If you scrap the penalty for not being insured, as Republicare does, you need to either reverse the pre-existing conditions and lifetime limits provisions, or find another way of encouraging healthy people to buy insurance and diversify the risk pool. The first option would devastate millions of Americans and is hugely unpopular, so Republicare has another solution: no individual mandate, but a 30 percent surcharge on the price of insurance if you went 63 days without it. In other words, you don’t get penalised for not having insurance, you get penalised for not having insurance and then buying it.
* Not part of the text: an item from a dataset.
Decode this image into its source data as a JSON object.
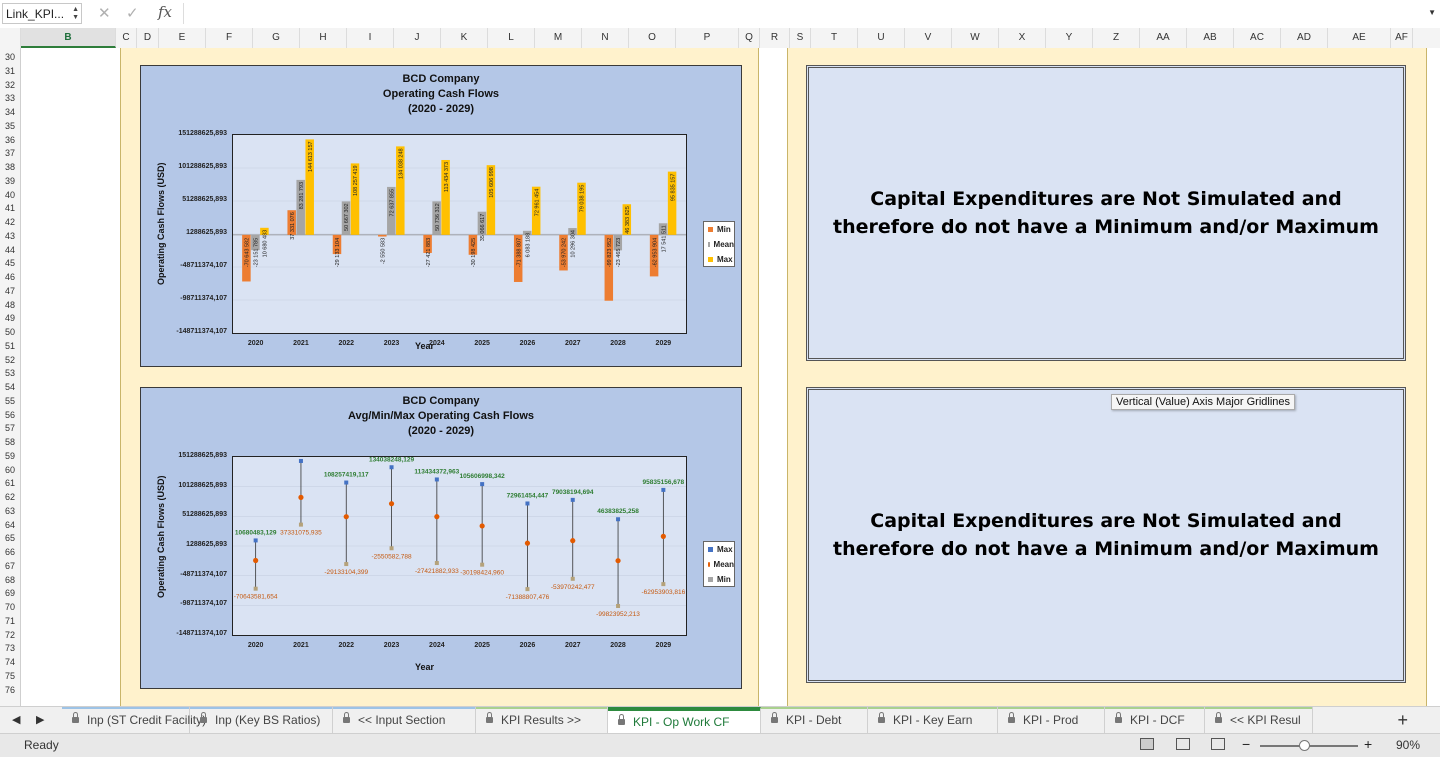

In a way, this is the same idea: penalties for being outside the insurance system to incentivise people to be inside. But when and how the penalties are enforced matters hugely. If you’re a sick person who didn’t previously have insurance, you are more likely to pay the surcharge to get the coverage you need. But if you are healthy, you might weigh up your options and realise that you will be charged for entering the insurance system, but not for staying outside it. If you don’t need healthcare at that particular moment, why pay the surcharge? Unlike Obamacare, which charged you every year you went uncovered, Republicare will only charge you when you decide you want insurance after all (for example, if you suddenly develop a condition that needs treating). In this way, Republicare actively disincentivises healthy people from getting insurance, increasing the ratio of sick to healthy people in the system and so pushing prices up for everyone. It’s basically a lesson in how not to run an incentives system.

None of this even touches on some of the more ethical problems with Republicare, such as defunding Planned Parenthood (which is the primary source of crucial healthcare for millions of low-income American women, offering services like pre-natal care and cancer screenings) and restricting plans that offer abortion coverage. I won’t even go into the changes in the tax credit allowances, which would give more welfare benefits to wealthy old people than poor young people. Purely on an economic basis, looking at the fundamental concept of incentives, Republicare fails spectacularly.

So why haven’t more economic conservatives in Congress noticed yet?